Published by atasinti,
そしてそこに実は気をつけるべき点がある。集合知とか「みんなの意見」というと、何かそういう意見や知識が自然に実体的に存在するような印象を持ちやすい。でも実は「みんなの意見」は、かなり高度な手法でだれかが作り上げるものだ。自然に生まれる合意のようなものではない。その意味で、個人的にはこの種の集合知を民主主義とつなげて論じるありがちな議論に、少し疑問を抱いている。 たとえば「集合的にベストな意思決定は意見の相違や異議から生まれるのであって、決して合意や妥協から生まれるのではない」(p.18)と本書は言う。意見集約には投票すべきなのだそうだ。でも、何でも投票で片付けて少数意見を切り捨てるのが民主主義ではないのも当然だろう。
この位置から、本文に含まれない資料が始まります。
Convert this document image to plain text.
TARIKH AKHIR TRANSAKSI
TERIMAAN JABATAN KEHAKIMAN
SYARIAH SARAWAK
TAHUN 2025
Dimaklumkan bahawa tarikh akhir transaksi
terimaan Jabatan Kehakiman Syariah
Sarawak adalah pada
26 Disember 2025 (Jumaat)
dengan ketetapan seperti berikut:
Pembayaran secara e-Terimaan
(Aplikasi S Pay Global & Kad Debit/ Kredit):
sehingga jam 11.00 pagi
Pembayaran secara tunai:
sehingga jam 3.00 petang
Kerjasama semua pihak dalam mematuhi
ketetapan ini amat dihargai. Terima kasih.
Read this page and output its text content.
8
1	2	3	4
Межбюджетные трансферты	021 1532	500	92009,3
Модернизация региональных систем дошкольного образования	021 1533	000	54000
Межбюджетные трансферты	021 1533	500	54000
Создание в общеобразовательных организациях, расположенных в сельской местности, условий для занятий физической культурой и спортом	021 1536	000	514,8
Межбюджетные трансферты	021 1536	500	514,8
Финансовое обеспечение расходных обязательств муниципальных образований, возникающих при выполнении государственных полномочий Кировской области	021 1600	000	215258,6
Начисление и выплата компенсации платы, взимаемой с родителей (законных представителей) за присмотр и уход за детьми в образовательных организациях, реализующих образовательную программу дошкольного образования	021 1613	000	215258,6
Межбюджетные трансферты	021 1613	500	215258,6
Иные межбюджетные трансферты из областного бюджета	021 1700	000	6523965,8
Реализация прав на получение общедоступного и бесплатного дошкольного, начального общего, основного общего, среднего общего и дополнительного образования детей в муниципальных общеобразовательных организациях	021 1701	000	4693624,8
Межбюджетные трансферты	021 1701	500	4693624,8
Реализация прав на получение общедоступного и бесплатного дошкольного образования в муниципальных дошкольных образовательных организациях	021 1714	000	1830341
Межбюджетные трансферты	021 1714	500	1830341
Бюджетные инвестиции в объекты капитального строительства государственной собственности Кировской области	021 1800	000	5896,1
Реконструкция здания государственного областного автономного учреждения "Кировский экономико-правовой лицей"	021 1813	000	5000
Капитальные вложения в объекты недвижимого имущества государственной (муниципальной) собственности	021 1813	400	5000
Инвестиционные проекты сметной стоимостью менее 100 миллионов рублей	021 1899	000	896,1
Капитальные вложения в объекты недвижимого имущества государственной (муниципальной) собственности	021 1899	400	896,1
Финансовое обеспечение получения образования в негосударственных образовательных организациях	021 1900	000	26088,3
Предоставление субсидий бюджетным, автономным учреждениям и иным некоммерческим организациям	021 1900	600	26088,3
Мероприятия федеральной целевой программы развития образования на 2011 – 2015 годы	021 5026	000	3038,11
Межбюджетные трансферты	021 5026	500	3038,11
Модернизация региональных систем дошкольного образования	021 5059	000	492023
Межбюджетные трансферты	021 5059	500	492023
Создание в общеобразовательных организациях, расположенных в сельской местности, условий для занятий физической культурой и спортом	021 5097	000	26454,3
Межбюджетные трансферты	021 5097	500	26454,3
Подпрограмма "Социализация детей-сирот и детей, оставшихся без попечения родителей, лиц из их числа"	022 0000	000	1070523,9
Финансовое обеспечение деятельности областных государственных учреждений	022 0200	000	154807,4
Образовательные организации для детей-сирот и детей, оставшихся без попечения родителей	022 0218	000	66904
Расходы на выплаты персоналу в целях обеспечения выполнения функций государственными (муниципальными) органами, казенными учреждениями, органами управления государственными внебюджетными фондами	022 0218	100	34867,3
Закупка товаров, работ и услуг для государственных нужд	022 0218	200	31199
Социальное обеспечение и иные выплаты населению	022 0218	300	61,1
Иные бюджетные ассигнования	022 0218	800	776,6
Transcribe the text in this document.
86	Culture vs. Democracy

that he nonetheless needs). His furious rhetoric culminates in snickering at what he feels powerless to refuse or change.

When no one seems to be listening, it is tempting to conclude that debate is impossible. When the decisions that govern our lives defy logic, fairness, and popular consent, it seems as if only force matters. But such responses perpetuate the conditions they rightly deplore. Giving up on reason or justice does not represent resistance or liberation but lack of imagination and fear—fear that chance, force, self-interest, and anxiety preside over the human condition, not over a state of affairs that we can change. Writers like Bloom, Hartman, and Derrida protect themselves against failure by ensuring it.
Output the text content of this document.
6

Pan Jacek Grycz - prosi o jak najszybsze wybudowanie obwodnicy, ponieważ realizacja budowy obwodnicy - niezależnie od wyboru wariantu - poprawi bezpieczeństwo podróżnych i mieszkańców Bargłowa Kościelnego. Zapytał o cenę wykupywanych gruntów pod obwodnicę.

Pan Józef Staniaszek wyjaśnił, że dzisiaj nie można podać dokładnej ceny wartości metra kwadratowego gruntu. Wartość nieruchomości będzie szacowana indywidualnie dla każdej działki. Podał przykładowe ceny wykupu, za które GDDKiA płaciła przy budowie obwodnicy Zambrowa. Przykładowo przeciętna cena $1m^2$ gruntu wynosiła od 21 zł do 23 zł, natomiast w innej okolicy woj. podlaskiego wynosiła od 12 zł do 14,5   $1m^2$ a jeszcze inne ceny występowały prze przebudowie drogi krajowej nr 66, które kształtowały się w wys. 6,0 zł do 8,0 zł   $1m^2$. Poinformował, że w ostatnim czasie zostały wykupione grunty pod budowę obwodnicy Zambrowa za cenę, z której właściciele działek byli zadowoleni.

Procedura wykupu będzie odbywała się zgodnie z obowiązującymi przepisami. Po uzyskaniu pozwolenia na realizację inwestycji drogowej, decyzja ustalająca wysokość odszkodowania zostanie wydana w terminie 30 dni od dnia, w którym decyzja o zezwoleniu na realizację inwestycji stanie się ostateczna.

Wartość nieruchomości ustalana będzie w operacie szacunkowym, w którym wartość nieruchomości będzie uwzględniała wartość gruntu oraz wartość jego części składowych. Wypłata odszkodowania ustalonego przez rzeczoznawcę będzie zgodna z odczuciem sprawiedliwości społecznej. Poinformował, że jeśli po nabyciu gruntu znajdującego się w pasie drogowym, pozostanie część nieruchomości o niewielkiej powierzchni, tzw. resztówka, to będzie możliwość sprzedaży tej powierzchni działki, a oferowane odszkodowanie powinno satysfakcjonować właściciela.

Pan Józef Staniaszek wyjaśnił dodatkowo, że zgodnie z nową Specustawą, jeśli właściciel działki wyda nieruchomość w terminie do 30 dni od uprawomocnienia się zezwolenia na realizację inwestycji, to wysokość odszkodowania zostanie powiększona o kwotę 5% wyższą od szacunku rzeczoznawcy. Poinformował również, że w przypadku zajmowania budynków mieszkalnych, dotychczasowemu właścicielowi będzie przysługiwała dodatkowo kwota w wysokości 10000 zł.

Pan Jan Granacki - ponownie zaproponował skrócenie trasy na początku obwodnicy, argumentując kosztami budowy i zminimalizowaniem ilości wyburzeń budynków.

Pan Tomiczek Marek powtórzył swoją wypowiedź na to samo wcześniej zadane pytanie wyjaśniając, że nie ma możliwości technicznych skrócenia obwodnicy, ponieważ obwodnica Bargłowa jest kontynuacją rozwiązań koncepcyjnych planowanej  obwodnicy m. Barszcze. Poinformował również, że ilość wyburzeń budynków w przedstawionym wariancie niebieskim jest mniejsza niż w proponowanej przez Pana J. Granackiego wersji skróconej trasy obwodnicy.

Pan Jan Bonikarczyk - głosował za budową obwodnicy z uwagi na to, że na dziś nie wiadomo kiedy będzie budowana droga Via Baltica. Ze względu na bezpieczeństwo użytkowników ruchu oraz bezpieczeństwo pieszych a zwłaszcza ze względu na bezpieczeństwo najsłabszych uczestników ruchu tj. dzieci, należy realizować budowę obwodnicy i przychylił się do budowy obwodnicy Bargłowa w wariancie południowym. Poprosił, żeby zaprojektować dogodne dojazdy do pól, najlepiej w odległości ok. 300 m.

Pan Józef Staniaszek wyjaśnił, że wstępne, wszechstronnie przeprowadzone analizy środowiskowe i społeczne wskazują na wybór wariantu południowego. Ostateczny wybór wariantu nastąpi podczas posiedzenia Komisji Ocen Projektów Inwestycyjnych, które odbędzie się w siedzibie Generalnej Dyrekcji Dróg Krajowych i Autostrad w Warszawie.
妥協と合意のない政治などあり得ない。その意味で著者の言う集合知や「みんなの意見」は、実は究極のところで民主主義とは似て非なるものなのかもしれない。その「意見」が集約され、作り上げられるプロセスには、ものすごく警戒が必要なはずなのだ。 そしてそれに伴い、本書でボケ役の専門家の役割についても、必要以上に軽視すべきではないことも指摘しておこう。というのも本書には出てこないが、「みんなの意見」には大きな欠点がある。なぜそういう結論になったのか、さっぱりわからないのだ。本書冒頭の例だと、なぜウシの重さが一一九七ポンドだと思うんですか? 専門家なら、その根拠を(こじつけでも)説明できるし、その説明に対して(形式的にせよ)責任を持つ。でも「みんなの意見」の根拠なんかだれも説明できないし、だれも責任を持たない。あなたが五里霧中の状況にいたとき、根拠レスな「みんなの意見」に本当に命を賭けられる? ジャングルで迷ったとき、専門家はたとえば植生を根拠に西に向かおうといい、その判断に自分の名誉と命を託すという。ところが「みんなの意見」は、特に根拠はないけどなんとなく東だという。さて、あなたは「みんなの意見」に従う気になる? 従わない人は本当に不合理と言えるだろうか?みんなの意見の意義と限界:『「みんなの意見」は案外正しい』解説 (via pdl2h) (via hexe) (via yaruo) 2009-12-08 (via gkojax-text) (via yaruo)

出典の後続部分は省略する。